The introduction of aluminum baseball bats in the 1970s forever changed the game of baseball at every level but the professional. Aluminum bats are lighter and stronger than wooden bats. Due to the trampoline effect that occurs when a baseball hits an aluminum bat, they can hit a ball significantly further than wooden bats can.

In light of the increase in power of composite and alloy bats, the NCAA and NFHS have adopted more stringent standards regarding the use of composite and alloy bats. The new BBCOR (Bat-Ball Coefficient of Restitution) standard brought the flexibility of composite and alloy bats more in line with their wooden counterparts, reducing the trampoline effect.
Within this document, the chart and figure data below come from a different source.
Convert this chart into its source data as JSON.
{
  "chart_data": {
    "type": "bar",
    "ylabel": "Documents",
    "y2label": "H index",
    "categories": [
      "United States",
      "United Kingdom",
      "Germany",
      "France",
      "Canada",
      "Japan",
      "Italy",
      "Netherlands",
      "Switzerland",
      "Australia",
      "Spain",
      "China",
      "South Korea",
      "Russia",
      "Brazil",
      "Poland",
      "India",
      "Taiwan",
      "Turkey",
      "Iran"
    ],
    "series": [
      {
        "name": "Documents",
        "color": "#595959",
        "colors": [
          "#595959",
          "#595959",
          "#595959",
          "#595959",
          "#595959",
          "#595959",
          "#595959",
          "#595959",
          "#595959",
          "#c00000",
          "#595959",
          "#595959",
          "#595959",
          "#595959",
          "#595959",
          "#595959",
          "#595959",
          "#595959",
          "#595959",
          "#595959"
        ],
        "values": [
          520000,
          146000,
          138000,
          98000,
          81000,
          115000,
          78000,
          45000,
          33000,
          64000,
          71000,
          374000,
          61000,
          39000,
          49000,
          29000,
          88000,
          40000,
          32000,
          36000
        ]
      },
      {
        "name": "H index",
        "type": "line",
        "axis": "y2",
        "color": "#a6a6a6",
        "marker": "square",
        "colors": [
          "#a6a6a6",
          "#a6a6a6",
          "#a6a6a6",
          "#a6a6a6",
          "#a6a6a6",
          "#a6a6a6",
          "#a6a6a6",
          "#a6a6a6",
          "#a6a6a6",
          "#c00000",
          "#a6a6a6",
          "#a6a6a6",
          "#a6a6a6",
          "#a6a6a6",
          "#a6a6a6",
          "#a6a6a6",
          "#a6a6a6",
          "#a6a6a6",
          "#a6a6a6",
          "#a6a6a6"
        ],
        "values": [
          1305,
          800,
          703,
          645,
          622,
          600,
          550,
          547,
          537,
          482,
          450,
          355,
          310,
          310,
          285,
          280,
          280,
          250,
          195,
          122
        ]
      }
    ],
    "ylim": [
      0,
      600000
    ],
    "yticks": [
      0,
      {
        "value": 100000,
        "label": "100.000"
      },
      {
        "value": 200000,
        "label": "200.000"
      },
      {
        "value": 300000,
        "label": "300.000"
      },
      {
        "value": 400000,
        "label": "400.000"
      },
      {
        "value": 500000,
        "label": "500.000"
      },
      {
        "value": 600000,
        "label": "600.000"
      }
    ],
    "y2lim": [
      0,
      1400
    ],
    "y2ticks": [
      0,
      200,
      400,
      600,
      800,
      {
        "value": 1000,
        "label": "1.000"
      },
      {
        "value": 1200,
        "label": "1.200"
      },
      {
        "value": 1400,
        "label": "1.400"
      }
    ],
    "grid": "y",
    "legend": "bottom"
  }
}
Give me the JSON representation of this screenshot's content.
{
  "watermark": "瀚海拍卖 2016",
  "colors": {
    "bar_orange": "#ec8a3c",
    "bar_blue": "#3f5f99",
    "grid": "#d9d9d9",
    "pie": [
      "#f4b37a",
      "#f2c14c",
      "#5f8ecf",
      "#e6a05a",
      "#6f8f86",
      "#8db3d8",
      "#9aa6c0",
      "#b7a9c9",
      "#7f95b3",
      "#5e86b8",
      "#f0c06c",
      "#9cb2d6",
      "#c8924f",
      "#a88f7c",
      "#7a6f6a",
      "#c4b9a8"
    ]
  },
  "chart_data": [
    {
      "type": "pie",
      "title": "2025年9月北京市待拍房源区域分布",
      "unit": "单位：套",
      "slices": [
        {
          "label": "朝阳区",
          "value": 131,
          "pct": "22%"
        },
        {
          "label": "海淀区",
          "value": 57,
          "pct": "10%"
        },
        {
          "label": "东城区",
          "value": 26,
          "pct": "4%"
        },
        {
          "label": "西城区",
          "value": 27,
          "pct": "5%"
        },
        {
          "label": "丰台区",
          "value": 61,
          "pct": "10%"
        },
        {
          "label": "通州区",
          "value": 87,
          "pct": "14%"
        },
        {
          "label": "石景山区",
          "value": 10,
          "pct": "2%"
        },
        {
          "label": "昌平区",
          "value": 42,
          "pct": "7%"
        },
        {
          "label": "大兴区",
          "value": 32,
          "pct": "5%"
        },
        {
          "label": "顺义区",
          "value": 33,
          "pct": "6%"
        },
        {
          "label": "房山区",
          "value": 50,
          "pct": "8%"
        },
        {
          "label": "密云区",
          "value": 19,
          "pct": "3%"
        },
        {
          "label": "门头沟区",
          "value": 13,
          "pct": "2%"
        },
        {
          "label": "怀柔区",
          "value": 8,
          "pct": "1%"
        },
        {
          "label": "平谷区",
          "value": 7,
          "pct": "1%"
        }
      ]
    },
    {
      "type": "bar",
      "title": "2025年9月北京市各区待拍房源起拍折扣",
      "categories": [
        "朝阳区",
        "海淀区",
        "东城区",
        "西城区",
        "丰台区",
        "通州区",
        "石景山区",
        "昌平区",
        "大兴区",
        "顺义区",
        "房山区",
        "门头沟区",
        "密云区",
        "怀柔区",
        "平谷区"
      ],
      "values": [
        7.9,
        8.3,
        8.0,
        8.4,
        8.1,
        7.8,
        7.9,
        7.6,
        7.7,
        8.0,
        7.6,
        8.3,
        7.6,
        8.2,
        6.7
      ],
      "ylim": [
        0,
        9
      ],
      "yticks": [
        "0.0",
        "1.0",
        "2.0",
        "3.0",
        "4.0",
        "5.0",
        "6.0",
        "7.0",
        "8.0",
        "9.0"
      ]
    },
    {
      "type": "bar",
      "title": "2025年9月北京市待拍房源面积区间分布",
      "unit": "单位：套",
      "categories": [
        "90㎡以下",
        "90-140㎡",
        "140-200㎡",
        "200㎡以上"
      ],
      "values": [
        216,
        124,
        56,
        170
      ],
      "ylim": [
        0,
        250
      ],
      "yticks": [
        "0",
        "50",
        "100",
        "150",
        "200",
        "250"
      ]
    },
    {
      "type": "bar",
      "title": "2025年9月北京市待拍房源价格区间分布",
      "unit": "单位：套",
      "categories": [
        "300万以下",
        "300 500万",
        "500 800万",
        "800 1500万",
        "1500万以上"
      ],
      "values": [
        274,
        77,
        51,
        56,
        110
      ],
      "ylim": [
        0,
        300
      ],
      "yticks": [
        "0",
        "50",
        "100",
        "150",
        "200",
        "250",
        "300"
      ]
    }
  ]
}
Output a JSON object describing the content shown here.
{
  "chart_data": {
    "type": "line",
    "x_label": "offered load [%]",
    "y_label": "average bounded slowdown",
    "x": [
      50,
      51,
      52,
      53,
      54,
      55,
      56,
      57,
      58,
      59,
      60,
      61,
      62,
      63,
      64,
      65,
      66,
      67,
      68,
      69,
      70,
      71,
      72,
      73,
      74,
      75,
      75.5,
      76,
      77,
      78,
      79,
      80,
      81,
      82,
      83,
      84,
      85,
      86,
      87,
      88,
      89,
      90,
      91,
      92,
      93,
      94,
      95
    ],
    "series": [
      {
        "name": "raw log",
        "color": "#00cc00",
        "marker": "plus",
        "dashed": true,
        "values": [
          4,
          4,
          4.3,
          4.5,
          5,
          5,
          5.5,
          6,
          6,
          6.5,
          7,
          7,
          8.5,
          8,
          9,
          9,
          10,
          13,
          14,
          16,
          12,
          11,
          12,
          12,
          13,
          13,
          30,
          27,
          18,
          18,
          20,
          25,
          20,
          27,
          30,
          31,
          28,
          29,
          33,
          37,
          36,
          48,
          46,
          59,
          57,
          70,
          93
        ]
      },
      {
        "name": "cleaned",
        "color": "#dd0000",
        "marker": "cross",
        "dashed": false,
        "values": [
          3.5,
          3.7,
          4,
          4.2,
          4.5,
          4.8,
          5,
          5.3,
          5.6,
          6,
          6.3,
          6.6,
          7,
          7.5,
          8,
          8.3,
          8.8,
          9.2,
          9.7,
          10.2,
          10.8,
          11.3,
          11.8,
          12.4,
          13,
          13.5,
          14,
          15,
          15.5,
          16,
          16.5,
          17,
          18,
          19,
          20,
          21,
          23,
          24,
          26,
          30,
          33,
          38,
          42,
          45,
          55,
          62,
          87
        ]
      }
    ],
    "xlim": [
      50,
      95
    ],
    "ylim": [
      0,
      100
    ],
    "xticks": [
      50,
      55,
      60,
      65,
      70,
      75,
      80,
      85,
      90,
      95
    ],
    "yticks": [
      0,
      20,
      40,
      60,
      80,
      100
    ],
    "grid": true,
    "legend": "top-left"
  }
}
The NCAA changed standards at the start of the 2011 season, and NFHS adopted the same standard for the 2012 baseball season.

==Bat design==
The design of bats also continues to evolve as manufacturers search for ways to magnify the trampoline effect and increase the size of the bat's "sweet spot." In aluminum bats, a double-walled bat was introduced in the late 1990s. This design comprises an outer wall of scandium-aluminum, an inner wall of a composite material, and a "filling of rubber or a thick fluid between the two walls.